In light of the risks associated with media use, the AAP advises parents of younger children (under 5) to:

  • “Avoid digital media use (except video chatting) in kids younger than 18 to 24 months” (for parents who choose to introduce digital media early, the AAP recommends only high-quality programming that children watch with parents, not alone)
  • Limit screen time for two to five-year-olds to one hour a day of educational programming, preferably viewed with parents
  • Turn off TVs or devices that are not in use
  • Keep bedrooms, meals, and family time device-free
  • Avoid screen exposure one-hour before bedtime

Much of this advice applies to older children and teens as well, but for this age group, the AAP recommends that parents: develop and discuss a Family Media Plan; engage in selective co-viewing of media with their children; have ongoing conversations about how to stay safe and be good online citizens; and develop a network of trusted adults who will interact with their kids on social media.

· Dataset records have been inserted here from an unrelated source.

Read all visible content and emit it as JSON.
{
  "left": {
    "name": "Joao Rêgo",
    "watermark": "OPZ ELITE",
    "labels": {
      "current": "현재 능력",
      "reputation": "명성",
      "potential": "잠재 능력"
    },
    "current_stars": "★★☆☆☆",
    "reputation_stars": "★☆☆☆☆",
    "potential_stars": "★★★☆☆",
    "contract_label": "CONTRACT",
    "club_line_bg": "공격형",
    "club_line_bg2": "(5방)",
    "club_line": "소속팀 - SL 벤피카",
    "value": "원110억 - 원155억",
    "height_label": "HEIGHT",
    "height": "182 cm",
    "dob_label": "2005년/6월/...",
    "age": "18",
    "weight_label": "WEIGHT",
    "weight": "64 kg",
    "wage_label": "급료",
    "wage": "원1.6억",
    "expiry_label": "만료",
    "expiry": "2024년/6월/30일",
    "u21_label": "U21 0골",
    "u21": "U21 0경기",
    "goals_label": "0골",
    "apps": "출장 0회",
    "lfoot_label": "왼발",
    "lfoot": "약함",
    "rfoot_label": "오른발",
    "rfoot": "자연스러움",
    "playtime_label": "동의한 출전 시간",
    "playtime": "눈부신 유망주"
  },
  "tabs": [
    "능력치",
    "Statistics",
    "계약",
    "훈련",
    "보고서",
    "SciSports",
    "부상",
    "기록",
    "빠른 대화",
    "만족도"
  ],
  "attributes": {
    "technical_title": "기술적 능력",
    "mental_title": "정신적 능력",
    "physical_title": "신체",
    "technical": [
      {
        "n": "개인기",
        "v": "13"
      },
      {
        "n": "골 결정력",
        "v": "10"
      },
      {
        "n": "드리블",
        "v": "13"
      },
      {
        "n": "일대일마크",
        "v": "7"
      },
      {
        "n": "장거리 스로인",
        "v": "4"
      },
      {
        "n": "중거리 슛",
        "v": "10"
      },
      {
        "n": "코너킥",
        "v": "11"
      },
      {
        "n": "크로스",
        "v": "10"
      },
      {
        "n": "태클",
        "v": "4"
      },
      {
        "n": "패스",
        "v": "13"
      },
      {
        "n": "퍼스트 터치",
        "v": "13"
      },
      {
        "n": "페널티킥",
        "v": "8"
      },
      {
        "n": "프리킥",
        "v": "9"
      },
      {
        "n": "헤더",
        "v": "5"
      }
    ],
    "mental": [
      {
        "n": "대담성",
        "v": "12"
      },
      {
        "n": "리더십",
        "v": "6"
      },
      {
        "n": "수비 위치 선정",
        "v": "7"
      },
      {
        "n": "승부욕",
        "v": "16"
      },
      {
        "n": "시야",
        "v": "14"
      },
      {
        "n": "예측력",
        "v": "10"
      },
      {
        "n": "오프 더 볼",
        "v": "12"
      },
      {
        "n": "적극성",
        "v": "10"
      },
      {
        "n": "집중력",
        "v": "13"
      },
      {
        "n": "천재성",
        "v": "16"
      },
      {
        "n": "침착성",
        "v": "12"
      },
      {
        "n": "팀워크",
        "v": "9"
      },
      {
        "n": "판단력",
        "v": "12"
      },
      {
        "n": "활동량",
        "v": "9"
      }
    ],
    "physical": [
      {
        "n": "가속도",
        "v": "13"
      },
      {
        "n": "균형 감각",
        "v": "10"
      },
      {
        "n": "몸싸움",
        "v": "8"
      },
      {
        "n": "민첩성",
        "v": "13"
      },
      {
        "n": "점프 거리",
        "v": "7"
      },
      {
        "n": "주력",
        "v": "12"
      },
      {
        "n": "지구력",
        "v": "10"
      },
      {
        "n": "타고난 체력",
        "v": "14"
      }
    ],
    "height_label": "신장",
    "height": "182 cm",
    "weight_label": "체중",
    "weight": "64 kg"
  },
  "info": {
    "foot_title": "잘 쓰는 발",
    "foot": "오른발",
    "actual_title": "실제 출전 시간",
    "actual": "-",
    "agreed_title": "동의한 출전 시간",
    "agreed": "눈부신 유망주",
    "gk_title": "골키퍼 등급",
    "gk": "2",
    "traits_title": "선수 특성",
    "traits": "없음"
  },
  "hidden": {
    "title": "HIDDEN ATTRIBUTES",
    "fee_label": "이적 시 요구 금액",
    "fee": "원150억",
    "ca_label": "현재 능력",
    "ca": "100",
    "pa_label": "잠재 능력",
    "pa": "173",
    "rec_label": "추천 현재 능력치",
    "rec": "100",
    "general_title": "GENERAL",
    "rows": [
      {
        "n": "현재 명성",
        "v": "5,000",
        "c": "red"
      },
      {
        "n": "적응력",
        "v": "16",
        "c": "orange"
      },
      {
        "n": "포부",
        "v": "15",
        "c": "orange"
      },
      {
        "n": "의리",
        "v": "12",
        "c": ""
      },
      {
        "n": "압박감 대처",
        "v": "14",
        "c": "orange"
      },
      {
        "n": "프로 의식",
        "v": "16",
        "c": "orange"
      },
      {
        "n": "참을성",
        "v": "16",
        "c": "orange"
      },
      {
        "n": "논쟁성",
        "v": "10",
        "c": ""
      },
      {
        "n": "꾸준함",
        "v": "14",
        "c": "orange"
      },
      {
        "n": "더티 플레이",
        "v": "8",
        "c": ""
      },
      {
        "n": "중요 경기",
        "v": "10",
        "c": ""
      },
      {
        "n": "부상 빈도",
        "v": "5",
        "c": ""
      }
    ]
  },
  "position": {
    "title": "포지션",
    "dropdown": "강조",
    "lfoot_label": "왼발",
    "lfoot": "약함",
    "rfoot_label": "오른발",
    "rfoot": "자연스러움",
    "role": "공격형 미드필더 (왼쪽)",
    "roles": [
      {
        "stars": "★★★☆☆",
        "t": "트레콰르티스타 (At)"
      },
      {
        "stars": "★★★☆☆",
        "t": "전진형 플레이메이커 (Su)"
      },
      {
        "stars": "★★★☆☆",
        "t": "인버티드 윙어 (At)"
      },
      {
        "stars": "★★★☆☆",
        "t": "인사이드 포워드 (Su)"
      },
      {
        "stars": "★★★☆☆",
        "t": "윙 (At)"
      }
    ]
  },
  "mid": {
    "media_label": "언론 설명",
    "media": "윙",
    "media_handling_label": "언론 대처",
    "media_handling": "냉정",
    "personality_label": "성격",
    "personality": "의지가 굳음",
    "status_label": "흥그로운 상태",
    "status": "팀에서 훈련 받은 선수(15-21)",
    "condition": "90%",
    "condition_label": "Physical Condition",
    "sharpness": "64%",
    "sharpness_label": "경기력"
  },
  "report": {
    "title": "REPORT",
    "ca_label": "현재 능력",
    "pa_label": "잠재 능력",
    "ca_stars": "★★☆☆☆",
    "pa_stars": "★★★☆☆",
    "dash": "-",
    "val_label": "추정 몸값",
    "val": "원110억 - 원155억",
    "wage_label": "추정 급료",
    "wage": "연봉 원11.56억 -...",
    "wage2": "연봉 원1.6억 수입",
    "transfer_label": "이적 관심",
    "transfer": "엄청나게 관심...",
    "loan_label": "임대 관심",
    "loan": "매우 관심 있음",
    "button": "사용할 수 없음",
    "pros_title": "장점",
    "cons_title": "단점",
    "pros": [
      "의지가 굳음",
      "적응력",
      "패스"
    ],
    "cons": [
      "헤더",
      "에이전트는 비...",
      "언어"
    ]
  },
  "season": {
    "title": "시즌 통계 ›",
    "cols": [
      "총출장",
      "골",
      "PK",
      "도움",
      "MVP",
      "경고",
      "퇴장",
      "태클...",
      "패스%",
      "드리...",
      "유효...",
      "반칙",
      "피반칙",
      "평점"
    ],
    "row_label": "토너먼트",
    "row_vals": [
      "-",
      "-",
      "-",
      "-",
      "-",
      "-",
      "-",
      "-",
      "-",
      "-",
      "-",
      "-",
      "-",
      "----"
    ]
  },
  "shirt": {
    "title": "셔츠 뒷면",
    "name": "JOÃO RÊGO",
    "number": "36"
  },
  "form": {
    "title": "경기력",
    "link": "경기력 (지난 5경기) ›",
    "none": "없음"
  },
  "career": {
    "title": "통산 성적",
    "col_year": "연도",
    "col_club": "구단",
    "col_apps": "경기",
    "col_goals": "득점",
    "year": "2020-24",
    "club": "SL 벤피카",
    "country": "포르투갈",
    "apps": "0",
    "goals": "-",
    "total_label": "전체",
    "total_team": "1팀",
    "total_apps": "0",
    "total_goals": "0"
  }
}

A recurring theme in the AAP’s guidelines is that when it comes to media use, parental engagement is critical to keeping children healthy and safe. At the end of the day, it is up to us as parents to set healthy media limits for our kids and to make sure they are not spending more time on their media devices than they with real people or outside. We decide if and when our kids get a cell phone or a Facebook account; how much time they spend online or watching TV; and how much access they have, at least at home, to various media devices. And we are responsible for monitoring our own media use and for modeling healthy habits.

Parents are the media gatekeepers, guides, and protectors of our children. Although setting limits is certainly more challenging today, we have a responsibility to determine when and how far to open the door to the digital media world for our kids, and to show them how to navigate that world wisely. The good news is there are a variety of online tools available to assist us in doing just that.